Cádiz, an Underrated Corner of Spain

Over the course of two hours, I was given a whirlwind introduction to Cádiz’s historical importance — why, as a gateway to the Mediterranean, it was so sought after by successive civilizations. I saw the place where the first Spanish Constitution was signed in 1812 and learned of the powerful Cádiz families who, during Roman times, had reserved box seats at Rome’s Colosseum. I saw the little pieces of trivia that make history stick, like a nondescript corner that once housed a famous brothel catering to the sailors who passed through. And the bishop, who under cover of darkness, was known to don a cloak and visit it.
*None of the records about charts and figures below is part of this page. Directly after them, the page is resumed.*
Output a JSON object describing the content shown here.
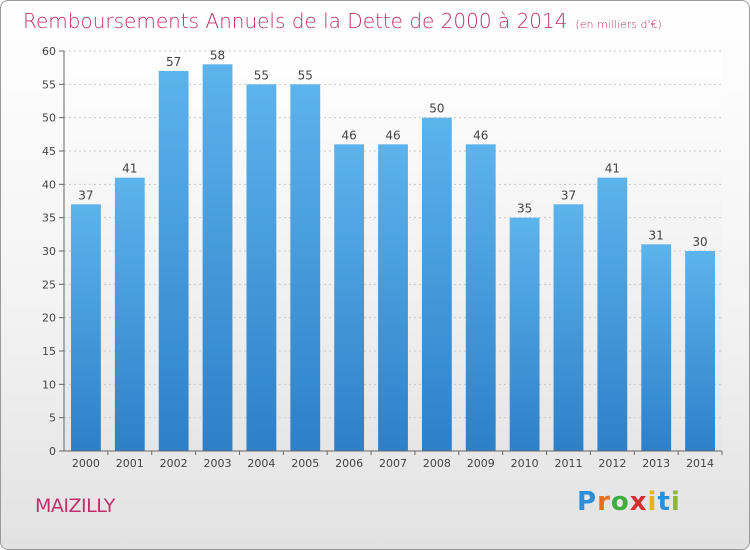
{
  "header": {
    "title": "Remboursements Annuels de la Dette de 2000 à 2014",
    "unit": "(en milliers d'€)"
  },
  "footer": {
    "place": "MAIZILLY",
    "logo_text": "Proxiti"
  },
  "colors": {
    "accent": "#c0306a",
    "bar_top": "#5db3ec",
    "bar_bottom": "#2d80c8"
  },
  "chart_data": {
    "type": "bar",
    "categories": [
      "2000",
      "2001",
      "2002",
      "2003",
      "2004",
      "2005",
      "2006",
      "2007",
      "2008",
      "2009",
      "2010",
      "2011",
      "2012",
      "2013",
      "2014"
    ],
    "values": [
      37,
      41,
      57,
      58,
      55,
      55,
      46,
      46,
      50,
      46,
      35,
      37,
      41,
      31,
      30
    ],
    "title": "Remboursements Annuels de la Dette de 2000 à 2014",
    "xlabel": "",
    "ylabel": "",
    "ylim": [
      0,
      60
    ],
    "yticks": [
      0,
      5,
      10,
      15,
      20,
      25,
      30,
      35,
      40,
      45,
      50,
      55,
      60
    ],
    "grid": true,
    "data_labels": true
  }
}
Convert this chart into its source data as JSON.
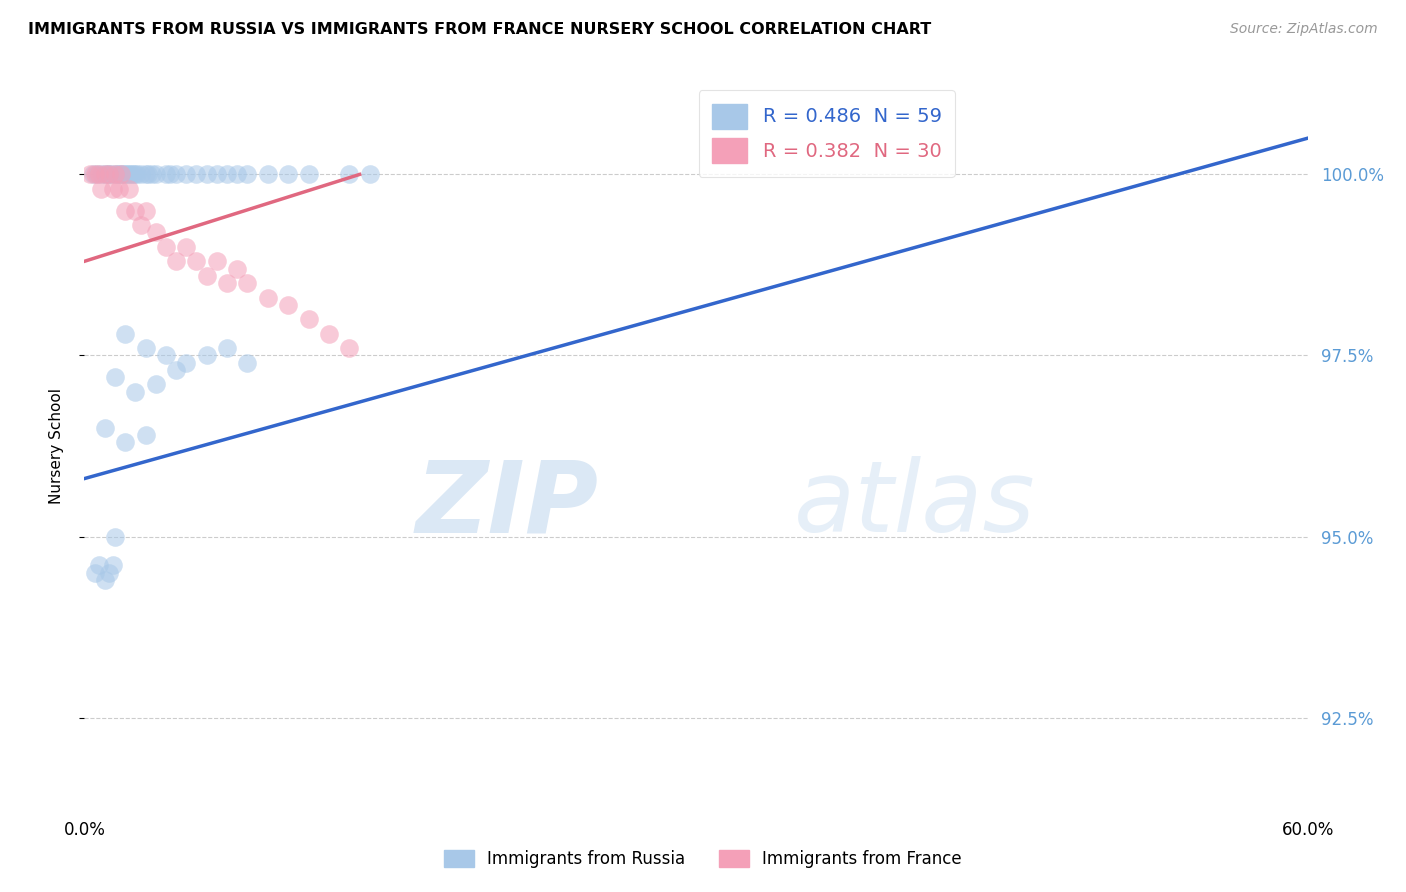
{
  "title": "IMMIGRANTS FROM RUSSIA VS IMMIGRANTS FROM FRANCE NURSERY SCHOOL CORRELATION CHART",
  "source": "Source: ZipAtlas.com",
  "xlabel_bottom_left": "0.0%",
  "xlabel_bottom_right": "60.0%",
  "ylabel": "Nursery School",
  "ytick_labels": [
    "92.5%",
    "95.0%",
    "97.5%",
    "100.0%"
  ],
  "ytick_values": [
    92.5,
    95.0,
    97.5,
    100.0
  ],
  "xrange": [
    0.0,
    60.0
  ],
  "yrange": [
    91.2,
    101.3
  ],
  "legend_russia": "R = 0.486  N = 59",
  "legend_france": "R = 0.382  N = 30",
  "color_russia": "#A8C8E8",
  "color_france": "#F4A0B8",
  "color_line_russia": "#3366CC",
  "color_line_france": "#E06880",
  "watermark_zip": "ZIP",
  "watermark_atlas": "atlas",
  "russia_scatter_x": [
    0.4,
    0.6,
    0.8,
    1.0,
    1.1,
    1.2,
    1.3,
    1.5,
    1.6,
    1.7,
    1.8,
    1.9,
    2.0,
    2.1,
    2.2,
    2.3,
    2.4,
    2.5,
    2.6,
    2.8,
    3.0,
    3.1,
    3.3,
    3.5,
    4.0,
    4.2,
    4.5,
    5.0,
    5.5,
    6.0,
    6.5,
    7.0,
    7.5,
    8.0,
    9.0,
    10.0,
    11.0,
    13.0,
    14.0,
    2.0,
    3.0,
    4.0,
    5.0,
    6.0,
    7.0,
    8.0,
    1.5,
    2.5,
    3.5,
    4.5,
    1.0,
    2.0,
    3.0,
    1.5,
    0.5,
    0.7,
    1.0,
    1.2,
    1.4
  ],
  "russia_scatter_y": [
    100.0,
    100.0,
    100.0,
    100.0,
    100.0,
    100.0,
    100.0,
    100.0,
    100.0,
    100.0,
    100.0,
    100.0,
    100.0,
    100.0,
    100.0,
    100.0,
    100.0,
    100.0,
    100.0,
    100.0,
    100.0,
    100.0,
    100.0,
    100.0,
    100.0,
    100.0,
    100.0,
    100.0,
    100.0,
    100.0,
    100.0,
    100.0,
    100.0,
    100.0,
    100.0,
    100.0,
    100.0,
    100.0,
    100.0,
    97.8,
    97.6,
    97.5,
    97.4,
    97.5,
    97.6,
    97.4,
    97.2,
    97.0,
    97.1,
    97.3,
    96.5,
    96.3,
    96.4,
    95.0,
    94.5,
    94.6,
    94.4,
    94.5,
    94.6
  ],
  "france_scatter_x": [
    0.3,
    0.5,
    0.7,
    0.8,
    1.0,
    1.2,
    1.4,
    1.5,
    1.7,
    1.8,
    2.0,
    2.2,
    2.5,
    2.8,
    3.0,
    3.5,
    4.0,
    4.5,
    5.0,
    5.5,
    6.0,
    6.5,
    7.0,
    7.5,
    8.0,
    9.0,
    10.0,
    11.0,
    12.0,
    13.0
  ],
  "france_scatter_y": [
    100.0,
    100.0,
    100.0,
    99.8,
    100.0,
    100.0,
    99.8,
    100.0,
    99.8,
    100.0,
    99.5,
    99.8,
    99.5,
    99.3,
    99.5,
    99.2,
    99.0,
    98.8,
    99.0,
    98.8,
    98.6,
    98.8,
    98.5,
    98.7,
    98.5,
    98.3,
    98.2,
    98.0,
    97.8,
    97.6
  ],
  "russia_trendline_x": [
    0.0,
    60.0
  ],
  "russia_trendline_y": [
    95.8,
    100.5
  ],
  "france_trendline_x": [
    0.0,
    13.5
  ],
  "france_trendline_y": [
    98.8,
    100.0
  ]
}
Walking along the long stone promenade that lines the coast, we came across a beach that looked familiar. Remember that opening scene in “Die Another Day,” when slow-motion Halle Berry emerges from the sea, while Pierce Brosnan as James Bond looks on, in what is supposedly Cuba? It’s actually Cádiz, its blend of seaside fortresses and colorful buildings used as a stand-in for Havana’s Malecón.
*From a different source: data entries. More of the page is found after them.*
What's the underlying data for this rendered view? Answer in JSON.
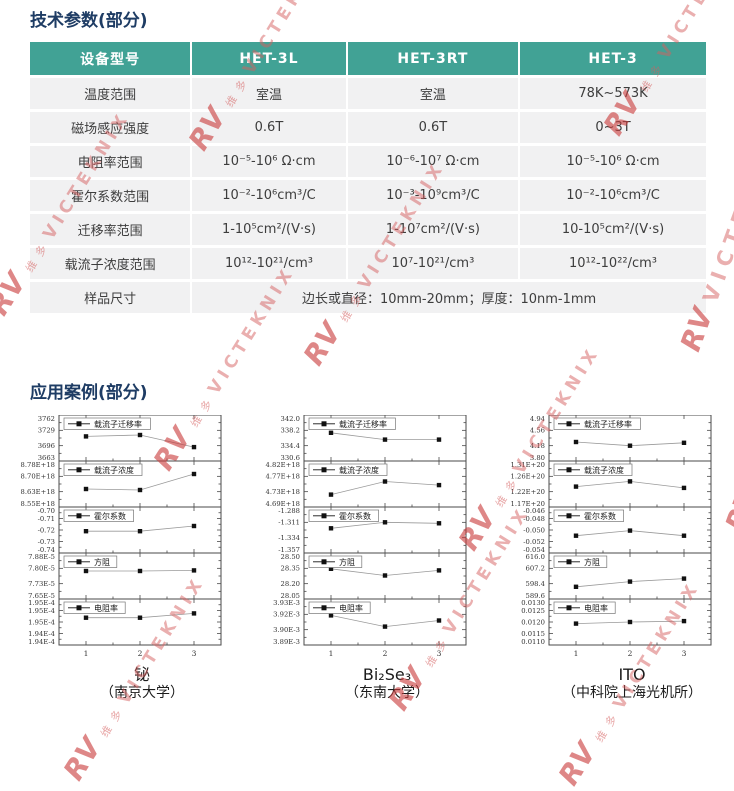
{
  "section1": {
    "title": "技术参数(部分)"
  },
  "section2": {
    "title": "应用案例(部分)"
  },
  "table": {
    "header": [
      "设备型号",
      "HET-3L",
      "HET-3RT",
      "HET-3"
    ],
    "rows": [
      [
        "温度范围",
        "室温",
        "室温",
        "78K~573K"
      ],
      [
        "磁场感应强度",
        "0.6T",
        "0.6T",
        "0~3T"
      ],
      [
        "电阻率范围",
        "10⁻⁵-10⁶ Ω·cm",
        "10⁻⁶-10⁷ Ω·cm",
        "10⁻⁵-10⁶ Ω·cm"
      ],
      [
        "霍尔系数范围",
        "10⁻²-10⁶cm³/C",
        "10⁻³-10⁹cm³/C",
        "10⁻²-10⁶cm³/C"
      ],
      [
        "迁移率范围",
        "1-10⁵cm²/(V·s)",
        "1-10⁷cm²/(V·s)",
        "10-10⁵cm²/(V·s)"
      ],
      [
        "载流子浓度范围",
        "10¹²-10²¹/cm³",
        "10⁷-10²¹/cm³",
        "10¹²-10²²/cm³"
      ]
    ],
    "span_row": {
      "label": "样品尺寸",
      "value": "边长或直径：10mm-20mm；厚度：10nm-1mm"
    }
  },
  "chart_data": [
    {
      "type": "line",
      "title": "铋",
      "subtitle": "（南京大学）",
      "x": [
        1,
        2,
        3
      ],
      "xlim": [
        0.5,
        3.5
      ],
      "legend_position": "top-left",
      "panels": [
        {
          "legend": "载流子迁移率",
          "ticks": [
            "3762",
            "3729",
            "3696",
            "3663"
          ],
          "ymax": 3762,
          "ymin": 3663,
          "values": [
            3716,
            3719,
            3693
          ]
        },
        {
          "legend": "载流子浓度",
          "ticks": [
            "8.78E+18",
            "8.70E+18",
            "8.63E+18",
            "8.55E+18"
          ],
          "ymax": 8.78e+18,
          "ymin": 8.55e+18,
          "values": [
            8.64e+18,
            8.635e+18,
            8.715e+18
          ]
        },
        {
          "legend": "霍尔系数",
          "ticks": [
            "-0.70",
            "-0.71",
            "-0.72",
            "-0.73",
            "-0.74"
          ],
          "ymax": -0.7,
          "ymin": -0.74,
          "values": [
            -0.721,
            -0.721,
            -0.7165
          ]
        },
        {
          "legend": "方阻",
          "ticks": [
            "7.88E-5",
            "7.80E-5",
            "7.73E-5",
            "7.65E-5"
          ],
          "ymax": 7.88e-05,
          "ymin": 7.65e-05,
          "values": [
            7.79e-05,
            7.79e-05,
            7.793e-05
          ]
        },
        {
          "legend": "电阻率",
          "ticks": [
            "1.95E-4",
            "1.95E-4",
            "1.95E-4",
            "1.94E-4",
            "1.94E-4"
          ],
          "ymax": 0.0001956,
          "ymin": 0.000194,
          "values": [
            0.00019495,
            0.00019495,
            0.0001951
          ]
        }
      ]
    },
    {
      "type": "line",
      "title": "Bi₂Se₃",
      "subtitle": "（东南大学）",
      "x": [
        1,
        2,
        3
      ],
      "xlim": [
        0.5,
        3.5
      ],
      "legend_position": "top-left",
      "panels": [
        {
          "legend": "载流子迁移率",
          "ticks": [
            "342.0",
            "338.2",
            "334.4",
            "330.6"
          ],
          "ymax": 342.0,
          "ymin": 330.6,
          "values": [
            337.6,
            335.9,
            335.9
          ]
        },
        {
          "legend": "载流子浓度",
          "ticks": [
            "4.82E+18",
            "4.77E+18",
            "4.73E+18",
            "4.69E+18"
          ],
          "ymax": 4.82e+18,
          "ymin": 4.69e+18,
          "values": [
            4.725e+18,
            4.762e+18,
            4.752e+18
          ]
        },
        {
          "legend": "霍尔系数",
          "ticks": [
            "-1.288",
            "-1.311",
            "-1.334",
            "-1.357"
          ],
          "ymax": -1.288,
          "ymin": -1.357,
          "values": [
            -1.32,
            -1.311,
            -1.3125
          ]
        },
        {
          "legend": "方阻",
          "ticks": [
            "28.50",
            "28.35",
            "28.20",
            "28.05"
          ],
          "ymax": 28.5,
          "ymin": 28.05,
          "values": [
            28.345,
            28.28,
            28.33
          ]
        },
        {
          "legend": "电阻率",
          "ticks": [
            "3.93E-3",
            "3.92E-3",
            "3.90E-3",
            "3.89E-3"
          ],
          "ymax": 0.003932,
          "ymin": 0.003887,
          "values": [
            0.003916,
            0.003905,
            0.003911
          ]
        }
      ]
    },
    {
      "type": "line",
      "title": "ITO",
      "subtitle": "（中科院上海光机所）",
      "x": [
        1,
        2,
        3
      ],
      "xlim": [
        0.5,
        3.5
      ],
      "legend_position": "top-left",
      "panels": [
        {
          "legend": "载流子迁移率",
          "ticks": [
            "4.94",
            "4.56",
            "4.18",
            "3.80"
          ],
          "ymax": 4.94,
          "ymin": 3.8,
          "values": [
            4.27,
            4.18,
            4.25
          ]
        },
        {
          "legend": "载流子浓度",
          "ticks": [
            "1.31E+20",
            "1.26E+20",
            "1.22E+20",
            "1.17E+20"
          ],
          "ymax": 1.31e+20,
          "ymin": 1.17e+20,
          "values": [
            1.232e+20,
            1.248e+20,
            1.228e+20
          ]
        },
        {
          "legend": "霍尔系数",
          "ticks": [
            "-0.046",
            "-0.048",
            "-0.050",
            "-0.052",
            "-0.054"
          ],
          "ymax": -0.046,
          "ymin": -0.054,
          "values": [
            -0.051,
            -0.0501,
            -0.051
          ]
        },
        {
          "legend": "方阻",
          "ticks": [
            "616.0",
            "607.2",
            "598.4",
            "589.6"
          ],
          "ymax": 616.0,
          "ymin": 589.6,
          "values": [
            596.6,
            599.6,
            601.3
          ]
        },
        {
          "legend": "电阻率",
          "ticks": [
            "0.0130",
            "0.0125",
            "0.0120",
            "0.0115",
            "0.0110"
          ],
          "ymax": 0.013,
          "ymin": 0.011,
          "values": [
            0.01193,
            0.012,
            0.01204
          ]
        }
      ]
    }
  ],
  "watermark": {
    "logo": "RV",
    "cjk": "维 多",
    "text": "VICTEKNIX"
  },
  "colors": {
    "header_teal": "#41a295",
    "title_navy": "#1e3c64",
    "row_bg": "#f1f1f2",
    "watermark_red": "#d55f5f"
  }
}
But, I also got other perspectives on the city. Like so many other European cities, Cádiz is feeling the pressures of growing tourism. My guide, Pablo Alvarez Cadenas, a musician, pointed out stone townhouses that had been cleared out by Airbnb owners. He showed me another house, where a single old woman is the last remaining holdout of the original Cádiz-Cádiz-Cádiz residents who had all been priced out by rising rents.

“I think there would be protests if she’s ever forced to move,” Mr. Cadenas said. “I hope more controls are put in place.”

One of the reasons the province of Cádiz is on this year’s 52 Places list is food, as chefs in the area are innovating with pork and fish, the base ingredients here. I tried out a few of the white-tablecloth joints, but came away remembering the noisy, cheap tapas bars that have been around forever.

What makes Andalusian cuisine so delicious are the ingredients, and sometimes less is more. Why go crazy with reductions and infusions when freshly caught sardines sprinkled with olive oil are enough to elicit moans?